Popular commentator offers Obama RX to heal ailing travel economy
A popular commentator, Rob Lovitt at msnbc.com., suggests that US President Obama need not invest billions of dollars but some “political will” to quickly improve the US’s ailing travel market. He cites five proposals:
(1) Resolve the conflict in the control tower. “As president, you should insist that the nation’s air traffic controllers and FAA (Federal Aviation Administration) come to a mutually acceptable agreement on staffing, pay and working conditions,” he says. At the same time, the president could convince the airlines to bring outsourced maintenance work back to the US (which might improve safety standards).

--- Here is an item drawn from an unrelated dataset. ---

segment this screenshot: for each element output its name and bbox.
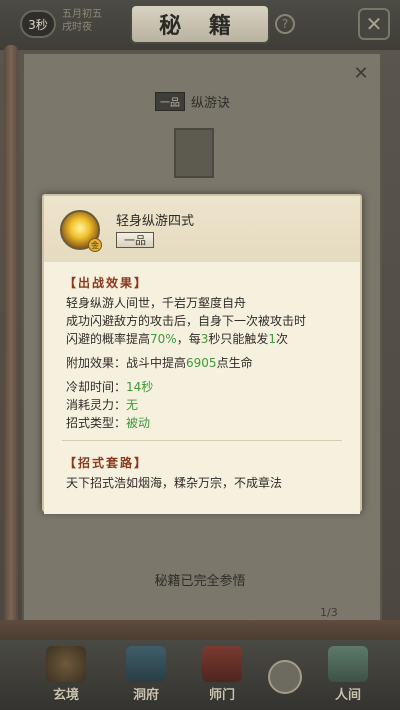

(2) Provide federal legislation requiring the airlines to provide food, water and working restrooms during delays. At the same time, encourage the Department of Transportation (DOT) to come up with real and solid rules, in addition to the DOT’s recent three-hour rule that requires help for stranded passengers on the tarmac.
(3) Reinvigorate train service, especially high-speed. Costly yes, but there are incremental improvements such as extended sidings and double-tracking that would cost less.
(4) Fixing infrastructure financing is “not exciting, it doesn’t make headlines and it won’t be easy, but this could be travel’s sleeper issue of the year.” Raising the federal gas tax (the last increase was in 1993) may be the only way to avoid future disrepair and even deeper deficits.
(5) “And finally, an easy one. Once you work through the truly critical issues facing the nation, maybe you could convince your colleagues in Congress to resurrect the Travel Promotion Act, which was introduced last year to boost international visits to the US,” says Lovitt.
According to the US Travel Association (formerly TIA), a $100 million campaign would result in $8 billion per year in new visitor spending and $850 million per year in federal tax revenue.